Из варяг в греки - страница 26
Она опустилась на колени и склонила голову. Она – земля, он – солнце. Пусть заботится о ней, а она – готова принять его. Но он что-то недоволен. Что-то снова спрашивает. Как глупо.
– Неужели был кто?
Игорь спрыгнул с резного трона, отошёл к кадке с водой и умыл лицо. Ольга молчала, даже не слыша, что спрашивал жених. Наверное, глупо так улыбаться, но всё под спудом льда. Выйди, солнышко!
Он чесал лоб и не глядел на неё. Потом его сапоги скрипели по зале туда-сюда. А потом в дверь постучали, и он позвал. Кто-то вошёл, сказал про овёс, и что всё готово, про какие-то бочки. Игорь оживился, даже подошёл к ней, поднял пальцем за подбородок.
– Иду на уличей. Ты будешь ждать. Когда вернусь, поговорим. Если целая ты, свадьбу сыграем. А пока хоромы пользуй, как свои.
Или не так сказал? – она даже не помнила. Просто видела, как тени на сквозняке шатаются, и одна свечка погасла синим дымком. Просто потом не стало Игоря, и она свернулась на скамье в его зале. Одна, и никто не трогал её сна.

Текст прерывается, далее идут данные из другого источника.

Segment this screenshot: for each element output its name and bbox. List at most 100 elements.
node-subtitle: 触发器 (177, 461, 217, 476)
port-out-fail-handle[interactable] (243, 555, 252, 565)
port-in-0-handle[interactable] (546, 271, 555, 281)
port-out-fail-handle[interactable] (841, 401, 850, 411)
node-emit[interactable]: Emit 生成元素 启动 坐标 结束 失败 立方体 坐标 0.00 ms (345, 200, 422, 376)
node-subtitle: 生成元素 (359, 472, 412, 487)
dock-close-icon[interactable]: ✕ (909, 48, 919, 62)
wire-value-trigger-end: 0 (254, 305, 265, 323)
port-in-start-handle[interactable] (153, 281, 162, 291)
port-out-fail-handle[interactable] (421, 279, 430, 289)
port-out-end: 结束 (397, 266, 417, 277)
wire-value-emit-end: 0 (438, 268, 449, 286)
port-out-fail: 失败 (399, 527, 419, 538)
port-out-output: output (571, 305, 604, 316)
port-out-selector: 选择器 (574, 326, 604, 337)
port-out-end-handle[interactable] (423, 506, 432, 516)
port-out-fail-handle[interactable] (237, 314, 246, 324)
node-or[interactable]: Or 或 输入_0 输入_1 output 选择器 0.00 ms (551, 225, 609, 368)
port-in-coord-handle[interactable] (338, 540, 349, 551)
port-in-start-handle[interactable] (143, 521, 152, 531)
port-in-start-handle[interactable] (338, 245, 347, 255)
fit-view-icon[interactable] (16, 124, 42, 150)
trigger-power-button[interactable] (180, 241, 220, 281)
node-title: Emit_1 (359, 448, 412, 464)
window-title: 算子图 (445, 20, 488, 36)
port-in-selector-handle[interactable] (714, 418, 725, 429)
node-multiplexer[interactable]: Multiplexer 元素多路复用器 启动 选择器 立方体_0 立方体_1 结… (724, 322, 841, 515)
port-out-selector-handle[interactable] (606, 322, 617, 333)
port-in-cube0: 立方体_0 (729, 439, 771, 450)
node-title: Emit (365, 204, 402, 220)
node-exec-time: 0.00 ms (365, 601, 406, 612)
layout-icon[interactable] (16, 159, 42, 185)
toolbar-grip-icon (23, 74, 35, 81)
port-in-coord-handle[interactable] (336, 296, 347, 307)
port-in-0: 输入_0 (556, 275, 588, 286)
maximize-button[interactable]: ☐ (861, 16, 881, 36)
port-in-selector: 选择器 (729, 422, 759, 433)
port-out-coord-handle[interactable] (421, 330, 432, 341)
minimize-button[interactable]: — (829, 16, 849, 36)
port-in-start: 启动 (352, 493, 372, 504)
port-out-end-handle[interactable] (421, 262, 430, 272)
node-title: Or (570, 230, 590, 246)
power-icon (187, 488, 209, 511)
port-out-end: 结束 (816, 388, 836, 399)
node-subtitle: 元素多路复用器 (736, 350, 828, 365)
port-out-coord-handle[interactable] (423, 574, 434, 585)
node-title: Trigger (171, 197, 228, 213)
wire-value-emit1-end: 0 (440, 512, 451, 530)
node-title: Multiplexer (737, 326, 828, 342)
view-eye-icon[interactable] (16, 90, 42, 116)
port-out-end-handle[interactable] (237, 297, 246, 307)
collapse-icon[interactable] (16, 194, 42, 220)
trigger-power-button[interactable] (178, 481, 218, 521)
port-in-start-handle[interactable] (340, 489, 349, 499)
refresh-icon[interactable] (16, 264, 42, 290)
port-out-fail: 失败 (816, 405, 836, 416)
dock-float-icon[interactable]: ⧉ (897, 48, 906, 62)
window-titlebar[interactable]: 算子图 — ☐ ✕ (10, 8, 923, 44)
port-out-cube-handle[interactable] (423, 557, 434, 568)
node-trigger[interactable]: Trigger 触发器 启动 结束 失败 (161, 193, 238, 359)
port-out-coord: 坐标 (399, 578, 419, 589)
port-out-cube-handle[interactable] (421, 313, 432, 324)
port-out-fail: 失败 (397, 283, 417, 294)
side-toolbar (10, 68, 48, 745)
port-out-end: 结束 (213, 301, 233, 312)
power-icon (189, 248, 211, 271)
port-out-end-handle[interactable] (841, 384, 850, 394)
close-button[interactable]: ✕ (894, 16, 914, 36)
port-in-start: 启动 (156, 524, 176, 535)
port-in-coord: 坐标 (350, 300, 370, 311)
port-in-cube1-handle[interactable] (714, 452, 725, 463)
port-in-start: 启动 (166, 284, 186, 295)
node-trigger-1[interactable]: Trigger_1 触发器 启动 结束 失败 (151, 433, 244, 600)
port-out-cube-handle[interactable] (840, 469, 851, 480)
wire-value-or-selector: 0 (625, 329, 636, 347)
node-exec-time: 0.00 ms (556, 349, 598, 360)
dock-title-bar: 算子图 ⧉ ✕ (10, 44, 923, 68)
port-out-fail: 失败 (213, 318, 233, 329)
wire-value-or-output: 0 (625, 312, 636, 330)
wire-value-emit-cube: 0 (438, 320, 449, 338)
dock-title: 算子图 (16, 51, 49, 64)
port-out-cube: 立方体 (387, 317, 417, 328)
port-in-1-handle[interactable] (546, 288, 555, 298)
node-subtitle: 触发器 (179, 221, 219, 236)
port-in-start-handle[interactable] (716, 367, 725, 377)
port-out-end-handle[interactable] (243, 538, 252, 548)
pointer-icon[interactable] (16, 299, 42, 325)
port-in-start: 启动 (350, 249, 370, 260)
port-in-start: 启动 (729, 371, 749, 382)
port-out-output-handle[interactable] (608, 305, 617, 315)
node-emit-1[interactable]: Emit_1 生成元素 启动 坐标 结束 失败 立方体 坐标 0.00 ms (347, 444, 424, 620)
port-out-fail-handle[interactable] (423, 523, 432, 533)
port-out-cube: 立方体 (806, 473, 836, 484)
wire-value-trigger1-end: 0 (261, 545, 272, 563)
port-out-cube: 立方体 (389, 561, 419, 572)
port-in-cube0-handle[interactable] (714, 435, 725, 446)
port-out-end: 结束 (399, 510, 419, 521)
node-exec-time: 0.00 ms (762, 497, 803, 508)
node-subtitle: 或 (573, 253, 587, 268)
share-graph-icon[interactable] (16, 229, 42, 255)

Она спала долго, вероятно, целый день.
Когда проснулась, в зале кто-то был. Слюдяные окна чернели – была ночь, а свечи давно погасли. Только лампада у дверей освещала силуэт. Через сонную пелену Ольга не видела лица.
– Мир тебе, невеста, – сказал женский голос.
Ольга подобралась на скамье.
– И тебе, кто бы ни была.
Незнакомка встала и прошлась по зале. Мерцала сталь – бляхи на поясе и кольца по плечам. Это были не украшения. Лёгкая кольчуга на варяжский манер, хотя речь была чистой славянской.
– Может, будем знакомы. Может, нет, – сказала женщина. – Что на сердце Игоря – не ведомо. Легче ветер предсказать. А коли чем ему не угодишь, тут не засидишься. Стало быть, и нам с тобой знаться не след.
Ольга дёрнула носиком. Крылья ноздрей её раздались и опали – так всегда у неё проступало негодование, за что братья звали её соколихой.
Но в темноте не было видно. Она только ответила:
– Не затем я сюда лунный месяц ехала, не затем от отца отняли, чтобы теперь здесь неугодной быть.
– Вот как! – усмехнулась незнакомка. – Мне уже сказали, что ты ягодка терпкая. Прощу тебе дерзость. Мне по нраву такие. Баба, что по правую руку от князя сидит, да на ложе ему заветное шепчет, правит наравне с ним. А то и больше власти имеет. Она знать себе цену должна.
– Больше власти имеет? – переспросила Ольга.
– Пусть этого сразу и не видно. Муж-то речи держит на вече, всю славу себе берёт, в походы ходит, да гостей важных к сапогам своим клонит. Но в яйце птенца не видно. Вся слава княжья на жене его держится.
– Почему же ты мне это говоришь? – насторожилась Ольга.
– Потому что знаю Игоря. Он до баб ходок. Серебряный терем – ещё от Аскольда наследие. Там рабынюшек белолядвых тьма, да одна другой краше. Повадился туда Игорь наш. Ублюдков плодит. Если его не подчинишь, он тебя попользует, да сгноит. А на твоё место другая ляжет, и Киев по-другому дела станет вести. Что баба, что дела – не той головой мужик думает. Но идти нам надо путём, а не с тропинки на тропинку скакать. Единить надо славянские роды у одного огня. Вот потому на тебя надеяться хочу. И весь народ, да и бояре все – тоже хотят.
– Ты ему матушка, стало быть? – от этой мысли Ольга присмирела.
– Матушка его в другом племени с другим князем сидит. А я Игоря не молоком кормила, а кровью своей. И землю эту ей же питала. Хазары, печенеги. Царьград. Видела, как Олег щит свой вешал на его ворота.